EU Wants to Force All Tech Giants to Have Same Charging Port, Apple Defends Lightning

With goals of reducing waste and increasing convenience, European lawmakers will debate whether all smartphones, tablets, and other portable devices should have a standardized charging port such as USB-C

Since smartphones with USB-C charging port started coming out in 2015, the standard has come a long way. Nowadays, it has become, well, the standard connector for almost all Android smartphones out there, from flagship phones to budget devices.


With the exception of certain, really cheap phones and accessories, micro-USB is, for most intents and purposes, pretty much dead as of 2020. Even dirt-cheap smartphones like the Redmi 8A have started to come out with USB-C support. But there are still some odd ducks out there. Particularly Apple, which still clings onto their proprietary Lightning port because of revenue purposes as well as certain Android OEMs that, for some reason, are still not done with the old micro-USB port.The whole point of standards is to have something that everyone uses: you should be able to plug the same cable on any phone you want to charge.

And for this reason, the European Union wants to change that and get standard EU charging port.

At least some members of the European Parliament want “binding measures” that ensure one type of charger is compatible with all portable devices, as the European Commission’s previous approach of merely “encouraging” tech companies to develop a standardized solution has “fell short of the co-legislators’ objectives,” according to a briefing on the European Parliament website.

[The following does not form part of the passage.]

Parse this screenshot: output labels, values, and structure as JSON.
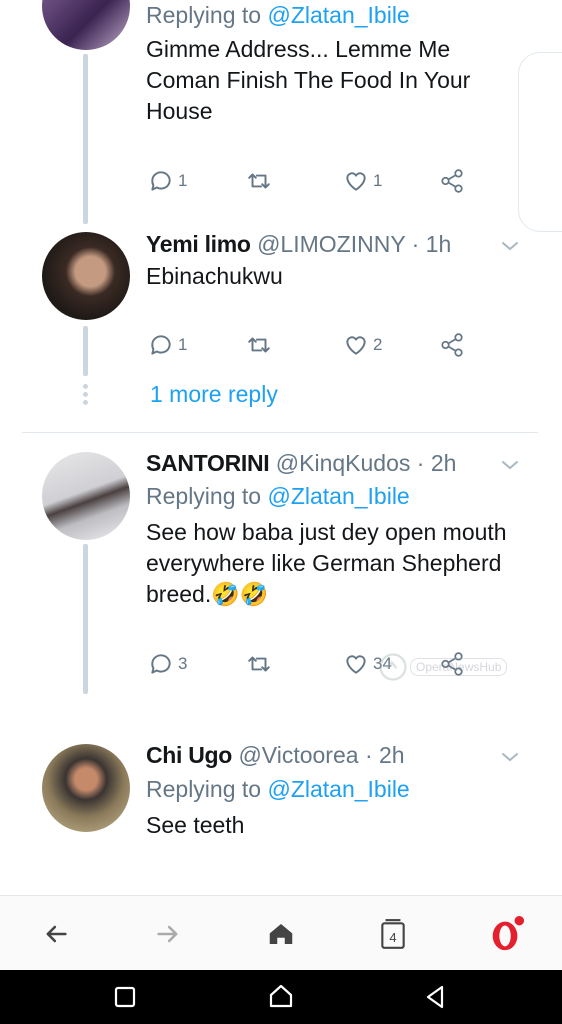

The proposed EU charging port for portable devices include Micro-USB, USB-C, and the Lightning connector.

Nearly a year ago, Apple said regulations that would force all smartphones to have the same charging port would “freeze innovation,” be “bad for the environment,” and be “unnecessarily disruptive for customers.”

More than 1 billion Apple devices have shipped using a Lightning connector in addition to an entire ecosystem of accessory and device manufacturers who use Lightning to serve our collective customers. We want to ensure that any new legislation will not result in the shipment of any unnecessary cables or external adaptors with every device, or render obsolete the devices and accessories used by many millions of Europeans and hundreds of millions of Apple customers worldwide. This would result in an unprecedented volume of electronic waste and greatly inconvenience users. To be forced to disrupt this huge market of customers will have consequences far beyond the stated aims of the Commission.

Beginning in 2009, Apple led industry efforts to work together to promote a common charging solution. And with the emergence of USB Type-C, we have committed alongside six other companies that all new smartphone models will leverage this standard through a connector or a cable assembly. We believe this collective effort by many of the industry’s leading companies is better for innovation, better for consumers and better for the environment.

A vote on the matter will be held in a forthcoming parliament session. While some members want the policy to be regulated, forcing companies like Apple to comply, there is still a possibility that it will be implemented with a voluntary approach, which could simply be ignored, according to the European Commission.

European lawmakers have been considering similar regulations since at least 2009.